Esta vez fui solo. Tenía una semana de vacaciones y deseaba huir un poco, en la medida en que eso era posible, de la neurosis ocasionada por la pandemia que nos azota. No tenía miedo –en el Camino es muy difícil andar realmente solo– y, por lo que me informé, los albergues y demás alojamientos habían tomado las medidas oportunas para prevenir posibles contagios, como así fue finalmente. El primer día recorrí cerca de 30 kilómetros –la distancia que separa Ferrol de Pontedeume– en soledad, y la verdad es que me sentí bastante bien. Pero a partir de la segunda jornada entablé amistad con unos simpáticos peregrinos de Castellón, con los que anduve hasta llegar a Santiago. En esa misma jornada nos encontramos con una chica de Pamplona que también estaba haciendo el Camino sola, y que decidió igualmente unirse a nosotros. Ese día nuestro destino era Betanzos, ciudad magnífica y señorial, famosa entre otras cosas por su tortilla de patatas –hay quien afirma que es la mejor del mundo– que tuvimos ocasión de degustar sin quedar en absoluto defraudados. Otra de las sorpresas que nos deparó esa agradable villa fue la de ir a parar a un albergue regentado por mallorquines, concretamente el de Santa Maria del Azogue, fundado por obra y gracia de Jaume Alemany, capellán y entusiasta peregrino.

Nuestra siguiente parada fue Hospital de Bruma. El encargado del albergue –un hombre de rasgos más bien rudos pero amable en el trato– nos explicó visiblemente enojado que la Xunta de Galicia está desviando los caminos de su trazado original para favorecer a determinados negocios, especialmente bares y restaurantes. Una pena. Parece ser que la crisis –o las presiones, vayan ustedes a saber– están desvirtuando el Camino, algo que se intuye desde el momento en que empiezas a pisar más asfalto que tierra. Incluso así esa variante, el Camino Inglés, vale la pena por sus numerosas carballeiras o bosques de roble, por no hablar de los castaños, cuyos frutos otoñales alfombran numerosos tramos del recorrido. Y del agua, siempre omnipresente en forma de ríos, torrentes o acequias de todo tipo y condición, y que invitan a descalzase aunque sea por unos instantes y poner los pies terapéuticamente en remojo.
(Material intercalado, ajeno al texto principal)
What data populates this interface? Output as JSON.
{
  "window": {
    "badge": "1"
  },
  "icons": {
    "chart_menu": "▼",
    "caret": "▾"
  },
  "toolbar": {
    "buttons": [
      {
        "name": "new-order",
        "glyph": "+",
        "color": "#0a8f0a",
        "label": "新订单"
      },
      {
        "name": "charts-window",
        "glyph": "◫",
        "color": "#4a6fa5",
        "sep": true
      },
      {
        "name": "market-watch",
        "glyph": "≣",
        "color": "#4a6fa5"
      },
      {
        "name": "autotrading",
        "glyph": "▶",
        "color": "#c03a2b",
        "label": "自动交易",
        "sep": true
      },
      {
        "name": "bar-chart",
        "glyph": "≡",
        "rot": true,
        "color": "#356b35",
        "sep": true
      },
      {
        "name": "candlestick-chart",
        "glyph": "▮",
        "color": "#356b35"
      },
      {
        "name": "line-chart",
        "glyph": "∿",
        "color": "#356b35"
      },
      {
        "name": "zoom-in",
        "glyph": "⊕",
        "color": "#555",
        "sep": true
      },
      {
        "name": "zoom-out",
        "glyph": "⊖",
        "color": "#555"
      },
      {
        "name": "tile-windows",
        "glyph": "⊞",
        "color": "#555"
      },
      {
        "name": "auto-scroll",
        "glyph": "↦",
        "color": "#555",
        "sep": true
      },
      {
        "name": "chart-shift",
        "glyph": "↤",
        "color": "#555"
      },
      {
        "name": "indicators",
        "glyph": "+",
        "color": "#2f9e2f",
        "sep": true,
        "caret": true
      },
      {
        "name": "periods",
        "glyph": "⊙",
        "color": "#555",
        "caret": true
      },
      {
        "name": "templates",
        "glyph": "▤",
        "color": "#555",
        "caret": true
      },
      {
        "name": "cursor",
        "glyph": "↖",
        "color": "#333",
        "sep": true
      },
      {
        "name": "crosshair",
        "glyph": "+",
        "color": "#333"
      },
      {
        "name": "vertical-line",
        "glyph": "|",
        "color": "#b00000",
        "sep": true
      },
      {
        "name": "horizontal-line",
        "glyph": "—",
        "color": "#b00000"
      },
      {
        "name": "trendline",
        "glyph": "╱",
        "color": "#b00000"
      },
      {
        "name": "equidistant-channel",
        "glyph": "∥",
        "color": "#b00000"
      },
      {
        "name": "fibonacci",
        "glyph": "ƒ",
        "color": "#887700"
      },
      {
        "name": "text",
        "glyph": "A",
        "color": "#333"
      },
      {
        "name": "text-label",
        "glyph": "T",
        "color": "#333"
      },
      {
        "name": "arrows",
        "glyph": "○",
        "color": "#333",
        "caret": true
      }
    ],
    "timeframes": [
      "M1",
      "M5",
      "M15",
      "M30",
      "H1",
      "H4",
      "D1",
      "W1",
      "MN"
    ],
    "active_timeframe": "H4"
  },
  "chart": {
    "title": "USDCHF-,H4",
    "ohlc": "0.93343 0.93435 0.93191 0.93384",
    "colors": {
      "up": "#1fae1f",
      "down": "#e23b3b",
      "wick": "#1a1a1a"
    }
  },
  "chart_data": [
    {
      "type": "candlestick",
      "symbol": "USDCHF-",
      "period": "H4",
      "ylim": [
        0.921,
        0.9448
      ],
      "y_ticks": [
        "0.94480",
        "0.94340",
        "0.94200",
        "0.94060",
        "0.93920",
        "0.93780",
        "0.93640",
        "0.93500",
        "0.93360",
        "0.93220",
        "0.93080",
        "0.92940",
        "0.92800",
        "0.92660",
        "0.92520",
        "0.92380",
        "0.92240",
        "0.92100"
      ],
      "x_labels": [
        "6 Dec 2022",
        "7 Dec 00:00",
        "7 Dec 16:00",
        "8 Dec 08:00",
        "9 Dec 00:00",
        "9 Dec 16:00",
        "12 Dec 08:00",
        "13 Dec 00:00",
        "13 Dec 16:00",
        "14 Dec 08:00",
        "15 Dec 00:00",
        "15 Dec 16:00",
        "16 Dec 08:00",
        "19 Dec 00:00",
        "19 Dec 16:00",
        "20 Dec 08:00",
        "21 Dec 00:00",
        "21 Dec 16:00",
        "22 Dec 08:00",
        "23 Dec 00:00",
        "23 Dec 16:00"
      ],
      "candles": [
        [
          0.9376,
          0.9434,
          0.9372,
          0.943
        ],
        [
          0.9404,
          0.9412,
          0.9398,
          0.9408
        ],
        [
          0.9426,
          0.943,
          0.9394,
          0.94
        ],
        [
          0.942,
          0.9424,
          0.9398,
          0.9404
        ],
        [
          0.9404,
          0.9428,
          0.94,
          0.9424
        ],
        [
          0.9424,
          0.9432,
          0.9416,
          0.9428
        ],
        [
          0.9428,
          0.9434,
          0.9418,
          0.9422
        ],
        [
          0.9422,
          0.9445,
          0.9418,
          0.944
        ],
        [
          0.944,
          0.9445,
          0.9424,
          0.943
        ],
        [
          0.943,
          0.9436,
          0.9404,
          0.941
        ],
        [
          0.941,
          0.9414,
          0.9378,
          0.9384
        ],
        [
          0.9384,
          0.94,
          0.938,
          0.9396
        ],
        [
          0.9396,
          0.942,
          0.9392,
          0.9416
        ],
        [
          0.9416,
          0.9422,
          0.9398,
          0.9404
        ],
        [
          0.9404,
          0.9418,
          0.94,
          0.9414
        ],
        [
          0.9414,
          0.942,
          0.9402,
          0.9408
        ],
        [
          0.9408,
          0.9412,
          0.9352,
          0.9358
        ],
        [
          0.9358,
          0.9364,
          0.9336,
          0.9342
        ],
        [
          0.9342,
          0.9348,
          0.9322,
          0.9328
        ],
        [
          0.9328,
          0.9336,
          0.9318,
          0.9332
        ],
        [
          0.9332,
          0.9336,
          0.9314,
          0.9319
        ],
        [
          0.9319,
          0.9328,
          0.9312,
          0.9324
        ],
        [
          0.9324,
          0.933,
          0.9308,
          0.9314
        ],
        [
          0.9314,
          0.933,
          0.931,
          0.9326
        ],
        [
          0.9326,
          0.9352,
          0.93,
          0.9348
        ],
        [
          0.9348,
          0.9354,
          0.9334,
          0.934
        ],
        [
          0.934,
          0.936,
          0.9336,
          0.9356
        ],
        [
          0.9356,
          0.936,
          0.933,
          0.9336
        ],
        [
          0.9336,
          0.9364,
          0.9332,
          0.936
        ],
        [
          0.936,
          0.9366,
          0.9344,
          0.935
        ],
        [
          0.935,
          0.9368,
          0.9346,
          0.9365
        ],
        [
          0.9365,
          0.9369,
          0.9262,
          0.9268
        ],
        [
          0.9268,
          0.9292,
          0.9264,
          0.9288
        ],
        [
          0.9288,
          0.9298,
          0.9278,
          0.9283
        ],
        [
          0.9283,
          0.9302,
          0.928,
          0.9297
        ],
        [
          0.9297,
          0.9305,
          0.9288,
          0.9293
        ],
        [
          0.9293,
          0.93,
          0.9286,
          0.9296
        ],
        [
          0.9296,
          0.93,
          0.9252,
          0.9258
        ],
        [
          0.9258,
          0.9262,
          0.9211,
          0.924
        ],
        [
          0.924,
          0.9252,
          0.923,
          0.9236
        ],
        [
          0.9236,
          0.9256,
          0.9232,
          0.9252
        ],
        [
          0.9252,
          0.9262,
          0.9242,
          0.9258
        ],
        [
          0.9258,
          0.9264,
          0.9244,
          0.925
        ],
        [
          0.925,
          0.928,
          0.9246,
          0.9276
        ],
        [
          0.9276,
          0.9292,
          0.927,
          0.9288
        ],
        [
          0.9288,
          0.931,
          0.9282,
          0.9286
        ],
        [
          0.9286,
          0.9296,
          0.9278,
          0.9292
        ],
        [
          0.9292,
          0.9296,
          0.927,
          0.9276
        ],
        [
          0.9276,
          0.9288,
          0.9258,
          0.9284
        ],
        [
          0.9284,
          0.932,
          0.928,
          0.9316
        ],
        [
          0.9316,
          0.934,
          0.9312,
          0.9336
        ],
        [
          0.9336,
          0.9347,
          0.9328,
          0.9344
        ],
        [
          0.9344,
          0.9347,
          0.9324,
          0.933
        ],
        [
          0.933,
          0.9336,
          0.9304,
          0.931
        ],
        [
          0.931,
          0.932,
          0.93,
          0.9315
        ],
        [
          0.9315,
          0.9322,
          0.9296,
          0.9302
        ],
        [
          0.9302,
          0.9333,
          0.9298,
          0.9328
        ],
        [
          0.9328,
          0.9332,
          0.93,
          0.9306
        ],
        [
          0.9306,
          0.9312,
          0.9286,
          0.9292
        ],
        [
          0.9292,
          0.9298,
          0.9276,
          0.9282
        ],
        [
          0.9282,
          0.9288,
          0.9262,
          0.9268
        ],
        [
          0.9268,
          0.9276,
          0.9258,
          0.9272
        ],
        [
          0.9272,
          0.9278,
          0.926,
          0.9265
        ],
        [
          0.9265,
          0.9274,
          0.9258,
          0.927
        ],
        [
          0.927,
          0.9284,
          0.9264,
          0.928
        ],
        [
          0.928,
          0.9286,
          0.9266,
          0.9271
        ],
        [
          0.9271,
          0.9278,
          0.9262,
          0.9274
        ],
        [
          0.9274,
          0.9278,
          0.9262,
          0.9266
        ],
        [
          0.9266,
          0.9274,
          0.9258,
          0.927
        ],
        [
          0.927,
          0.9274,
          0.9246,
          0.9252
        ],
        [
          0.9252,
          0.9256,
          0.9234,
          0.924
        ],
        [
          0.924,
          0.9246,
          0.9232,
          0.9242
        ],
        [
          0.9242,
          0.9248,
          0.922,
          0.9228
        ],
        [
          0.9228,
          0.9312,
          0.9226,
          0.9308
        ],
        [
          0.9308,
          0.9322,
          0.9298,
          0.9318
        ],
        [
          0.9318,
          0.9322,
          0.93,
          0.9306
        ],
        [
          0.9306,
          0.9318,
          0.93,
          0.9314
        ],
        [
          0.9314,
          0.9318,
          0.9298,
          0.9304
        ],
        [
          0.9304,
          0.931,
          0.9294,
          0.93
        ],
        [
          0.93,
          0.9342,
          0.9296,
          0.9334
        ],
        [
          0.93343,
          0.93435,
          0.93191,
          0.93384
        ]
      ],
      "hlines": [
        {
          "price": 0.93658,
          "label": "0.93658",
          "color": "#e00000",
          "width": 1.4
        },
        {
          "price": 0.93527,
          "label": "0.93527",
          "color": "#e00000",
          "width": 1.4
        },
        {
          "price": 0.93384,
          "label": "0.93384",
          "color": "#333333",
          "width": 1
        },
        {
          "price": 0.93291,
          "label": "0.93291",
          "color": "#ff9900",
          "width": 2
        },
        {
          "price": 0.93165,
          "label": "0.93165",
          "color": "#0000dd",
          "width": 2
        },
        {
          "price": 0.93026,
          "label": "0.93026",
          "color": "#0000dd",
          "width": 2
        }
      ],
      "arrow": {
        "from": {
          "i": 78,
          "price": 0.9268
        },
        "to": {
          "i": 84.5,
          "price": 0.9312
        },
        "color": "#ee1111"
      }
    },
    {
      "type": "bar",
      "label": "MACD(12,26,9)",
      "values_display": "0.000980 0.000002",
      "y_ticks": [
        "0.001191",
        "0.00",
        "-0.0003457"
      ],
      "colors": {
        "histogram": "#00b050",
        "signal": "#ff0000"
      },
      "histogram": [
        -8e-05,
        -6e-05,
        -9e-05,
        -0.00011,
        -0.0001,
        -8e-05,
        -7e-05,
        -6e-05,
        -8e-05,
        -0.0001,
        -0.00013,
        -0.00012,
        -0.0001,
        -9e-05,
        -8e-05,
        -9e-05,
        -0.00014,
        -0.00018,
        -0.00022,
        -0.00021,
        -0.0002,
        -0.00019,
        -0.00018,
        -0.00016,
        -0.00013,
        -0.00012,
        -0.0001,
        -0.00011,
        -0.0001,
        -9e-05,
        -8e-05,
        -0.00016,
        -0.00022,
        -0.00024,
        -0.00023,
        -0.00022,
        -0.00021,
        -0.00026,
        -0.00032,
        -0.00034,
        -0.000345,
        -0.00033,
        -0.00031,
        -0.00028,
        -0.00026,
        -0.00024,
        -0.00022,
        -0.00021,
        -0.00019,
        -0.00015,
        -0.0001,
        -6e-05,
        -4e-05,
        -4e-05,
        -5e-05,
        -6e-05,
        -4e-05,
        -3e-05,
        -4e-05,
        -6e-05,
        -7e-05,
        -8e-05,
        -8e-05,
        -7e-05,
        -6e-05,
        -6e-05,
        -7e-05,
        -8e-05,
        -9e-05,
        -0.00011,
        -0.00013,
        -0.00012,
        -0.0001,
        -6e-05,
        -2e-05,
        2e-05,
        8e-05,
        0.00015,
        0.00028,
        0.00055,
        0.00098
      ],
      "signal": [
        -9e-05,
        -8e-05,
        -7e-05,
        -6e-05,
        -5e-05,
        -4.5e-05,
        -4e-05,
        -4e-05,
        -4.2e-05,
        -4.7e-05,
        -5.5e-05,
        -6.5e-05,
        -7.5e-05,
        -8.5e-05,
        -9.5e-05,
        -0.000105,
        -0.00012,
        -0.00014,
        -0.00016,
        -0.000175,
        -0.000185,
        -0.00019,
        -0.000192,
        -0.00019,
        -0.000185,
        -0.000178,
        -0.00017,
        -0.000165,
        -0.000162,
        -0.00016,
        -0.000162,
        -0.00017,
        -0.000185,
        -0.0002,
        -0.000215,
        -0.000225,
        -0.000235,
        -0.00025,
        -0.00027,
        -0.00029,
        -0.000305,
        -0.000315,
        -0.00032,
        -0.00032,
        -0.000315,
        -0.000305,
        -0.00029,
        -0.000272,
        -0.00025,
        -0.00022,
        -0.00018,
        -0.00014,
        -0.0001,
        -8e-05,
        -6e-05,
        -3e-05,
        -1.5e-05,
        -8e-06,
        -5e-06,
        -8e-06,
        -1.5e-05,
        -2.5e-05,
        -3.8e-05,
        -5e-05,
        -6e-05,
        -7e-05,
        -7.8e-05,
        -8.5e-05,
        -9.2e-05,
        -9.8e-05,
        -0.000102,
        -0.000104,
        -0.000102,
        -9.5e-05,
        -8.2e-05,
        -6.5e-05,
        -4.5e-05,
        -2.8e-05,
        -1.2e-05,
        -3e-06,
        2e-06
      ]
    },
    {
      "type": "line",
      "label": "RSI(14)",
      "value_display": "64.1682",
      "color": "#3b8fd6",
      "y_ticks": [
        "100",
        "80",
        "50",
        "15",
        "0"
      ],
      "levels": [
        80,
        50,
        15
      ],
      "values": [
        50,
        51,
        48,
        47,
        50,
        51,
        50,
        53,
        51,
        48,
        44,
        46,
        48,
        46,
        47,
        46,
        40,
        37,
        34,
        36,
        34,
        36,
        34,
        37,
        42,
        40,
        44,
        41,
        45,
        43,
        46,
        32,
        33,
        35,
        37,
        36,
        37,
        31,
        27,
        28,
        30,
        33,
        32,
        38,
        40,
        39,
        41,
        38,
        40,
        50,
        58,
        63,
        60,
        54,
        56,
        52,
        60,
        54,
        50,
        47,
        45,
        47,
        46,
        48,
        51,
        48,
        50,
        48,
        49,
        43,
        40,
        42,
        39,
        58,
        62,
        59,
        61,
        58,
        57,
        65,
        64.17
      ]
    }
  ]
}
Por fin llegamos a Santiago, no sin antes atravesar Sigüero, una animada población en la que nos tomamos unas merecidas cervezas (no solo de espíritu se vive en el Camino). La llegada a Compostela siempre tiene algo de especial, cercano a una épica íntima e intransferible. Hay quien afirma que se deben andar los últimos metros, los que conducen justo hasta el centro de la plaza del Obradoiro, con la cabeza gacha, y no levantarla hasta que te encuentras justo en ese punto, el ideal para admirar toda la belleza de la catedral. Esta era mi tercera llegada desde que empecé a caminar por las rutas jacobeas, allá en el 2010. Sea como sea, las consabidas fotos delante del templo, los selfies, los abrazos (a distancia, por supuesto, el Covid manda); nada de eso puede sustituir a esa emoción que solo conoce quien llega a pie hasta la meca del Camino por excelencia. Esta vez fueron 113 kilómetros, los que acredita la «compostela» o certificado que religiosamente expide el Centro Internacional de Acogida de Peregrinos, sito en el centro histórico de la ciudad.

Hasta la próxima, pues. Me gustaría agradecer a Óscar, Jorge, Sheila, Manu, María y Alba la compañía y los buenos momentos pasados juntos durante esos días. Quizás no nos volvamos a ver –o tal vez sí, nunca se sabe–, pero sus nombres y su amistad han pasado ya a formar parte de esa geografía íntima de la que antes les hablaba. Ese paisaje mezcla de bosque, niebla, iglesias y amaneceres que impregnan la travesía peregrina y que hacen de ella una experiencia única, a la altura de los sentimientos y las emociones más sublimes de la naturaleza humana.